Itu masa-masa ospek. Kemudian tentu
berlanjut masa ketika mulai bertemu dengan teman sekelas. Kebetulan karena
mahasiswa Bahasa dan Sastra Prancis tidak terlalu banyak, hanya sekitar 34
anak, maka kelas kami satu angkatan (angkatan 47) hanya terdiri dari 2 kelas
saja. Artinya setiap kelas hanya berisi 17 orang mahasiswa, kelas yang cukup
ideal menurutku. Berbeda dengan mahasiswa Sastra Jepang dan Sasta Inggris yang
jumlahnya bejibun, sehingga mereka terbagi menjadi berkelas-kelas, haha.

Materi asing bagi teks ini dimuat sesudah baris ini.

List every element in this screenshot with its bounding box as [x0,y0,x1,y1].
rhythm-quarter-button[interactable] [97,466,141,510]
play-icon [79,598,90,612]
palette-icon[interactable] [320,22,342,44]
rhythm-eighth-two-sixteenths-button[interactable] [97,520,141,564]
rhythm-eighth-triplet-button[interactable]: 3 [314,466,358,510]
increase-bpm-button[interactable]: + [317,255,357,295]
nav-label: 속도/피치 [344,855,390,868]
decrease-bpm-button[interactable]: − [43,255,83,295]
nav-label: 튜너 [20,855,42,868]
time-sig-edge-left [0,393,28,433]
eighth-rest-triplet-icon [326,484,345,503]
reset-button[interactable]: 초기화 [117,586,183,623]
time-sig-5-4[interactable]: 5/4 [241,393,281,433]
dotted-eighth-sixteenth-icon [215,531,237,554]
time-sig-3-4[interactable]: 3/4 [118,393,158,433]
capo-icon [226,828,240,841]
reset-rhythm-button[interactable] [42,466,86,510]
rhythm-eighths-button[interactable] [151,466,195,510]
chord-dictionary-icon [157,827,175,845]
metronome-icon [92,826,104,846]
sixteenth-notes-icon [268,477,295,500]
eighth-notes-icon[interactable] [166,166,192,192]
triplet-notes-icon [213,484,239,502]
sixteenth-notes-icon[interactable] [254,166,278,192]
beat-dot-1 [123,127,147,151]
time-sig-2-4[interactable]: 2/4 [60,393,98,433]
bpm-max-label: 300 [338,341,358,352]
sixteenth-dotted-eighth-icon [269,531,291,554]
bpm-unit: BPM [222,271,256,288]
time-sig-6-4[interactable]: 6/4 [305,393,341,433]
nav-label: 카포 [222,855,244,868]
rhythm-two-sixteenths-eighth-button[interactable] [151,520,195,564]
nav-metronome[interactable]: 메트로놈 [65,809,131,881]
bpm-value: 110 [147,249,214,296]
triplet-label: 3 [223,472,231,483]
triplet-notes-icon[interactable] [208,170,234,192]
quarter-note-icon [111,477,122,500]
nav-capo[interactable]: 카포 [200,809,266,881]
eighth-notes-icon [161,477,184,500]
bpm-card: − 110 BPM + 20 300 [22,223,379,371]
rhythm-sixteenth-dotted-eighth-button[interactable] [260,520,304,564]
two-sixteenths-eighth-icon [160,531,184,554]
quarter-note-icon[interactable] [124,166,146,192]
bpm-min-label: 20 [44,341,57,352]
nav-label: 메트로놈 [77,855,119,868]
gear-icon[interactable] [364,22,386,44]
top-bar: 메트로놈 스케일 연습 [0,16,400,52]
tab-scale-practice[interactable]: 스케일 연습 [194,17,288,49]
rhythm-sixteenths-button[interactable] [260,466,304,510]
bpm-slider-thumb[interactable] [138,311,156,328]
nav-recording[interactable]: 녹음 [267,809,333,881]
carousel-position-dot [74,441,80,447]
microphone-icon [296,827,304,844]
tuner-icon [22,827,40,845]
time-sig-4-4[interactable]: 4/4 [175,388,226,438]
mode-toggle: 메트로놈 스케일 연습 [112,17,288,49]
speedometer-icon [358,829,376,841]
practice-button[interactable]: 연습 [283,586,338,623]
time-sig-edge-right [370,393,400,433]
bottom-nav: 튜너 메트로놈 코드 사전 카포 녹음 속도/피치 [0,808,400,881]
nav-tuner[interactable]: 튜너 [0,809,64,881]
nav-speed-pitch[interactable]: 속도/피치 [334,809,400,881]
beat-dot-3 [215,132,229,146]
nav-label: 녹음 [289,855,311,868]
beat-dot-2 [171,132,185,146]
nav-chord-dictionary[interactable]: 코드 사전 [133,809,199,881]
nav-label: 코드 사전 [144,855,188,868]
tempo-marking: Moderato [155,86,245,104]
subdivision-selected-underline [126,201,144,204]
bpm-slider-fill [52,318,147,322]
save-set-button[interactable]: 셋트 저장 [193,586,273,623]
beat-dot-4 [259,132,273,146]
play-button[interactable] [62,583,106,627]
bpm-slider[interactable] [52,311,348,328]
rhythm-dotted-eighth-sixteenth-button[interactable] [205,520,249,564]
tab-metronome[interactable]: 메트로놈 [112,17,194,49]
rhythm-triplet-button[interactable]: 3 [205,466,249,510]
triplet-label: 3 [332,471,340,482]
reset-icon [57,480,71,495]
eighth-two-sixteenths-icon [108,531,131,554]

Angkatan kami yang sedikit itu
diharapkan bisa menjadi satu kesatuan yang kuat, hangat layaknya saudara
nyatanya masih belum terbentuk. Tahun pertama kami menjadi 2 blok yang jarang
menyatu antara satu dengan lainnya, antara kelas A (kelasku, yang katanya masih
imut-imut dan lugu2, katanya sih, tapi kenyataannya tidak 100% seperti itu) dan
kelas B (kelas yang menurut ketua kelasku saat itu [sosok terbesar di kelasku, sebut saja namanya
Dendry, nama sebenarnya] merupakan kelas preman, haha). Maaf, bukan bermaksud
menghina, sama sekali tidak. Itu hanya sekedar guyonan dia saat salah satu
teman sekelasku, sebut saja Yudhis (nama sebenarnya), ingin bertengkar dengan
anak fakultas lain. Si ketua kelasku tadi mengatakan bahwa dia harus mengajak
cowok2 dari kelas B karena mereka beberapa berbadan besar dan sepertinya sangat
sesuai bila dijadikan rekan setim dalam pertarungan. Karena itulah saat itu dia,
entah sadar atau tidak, memilih diksi ‘preman’ untuk teman2 kami di kelas B,
terutama yang cowok, haha.
Jujur, baru sekitar di pertengahan
2010 jarak antara kelas A dan kelas B mulai memudar karena saat itu kami
diharuskan bekerja sama bersama kakak tingkat untuk menggelar acara Multikomparasi
Mahasiswa Bahasa Prancis se-Indonesia yang diselenggarakan di UB sebagai tuan
rumah. Saat itu kami harus kami harus bekerja sama setiap hari selama seminggu
dari pagi samai sore, jadi sedikit banyak kami mulai saling mengenal teman di
kelas B, hihi. Kami mulai bisa bertukar cerita, mulai bercanda dan lain
sebagainya, bahkan kemi yang dulunya selalu memilih kelas yang sama saat
registrasi akademik, perlahan mulai berubah. Ya kadang memang mereka yang
registrasi di menit akhir, sih, akhirnya mereka harus kebagian jam kelas yang
lebih lambat dari kelas pertama, alias kelas A (hanya ada 2 pembagian jam saja
di angkatan kami, jamnya ya itu2 saja, bedanya ya hanya segitu2 aja).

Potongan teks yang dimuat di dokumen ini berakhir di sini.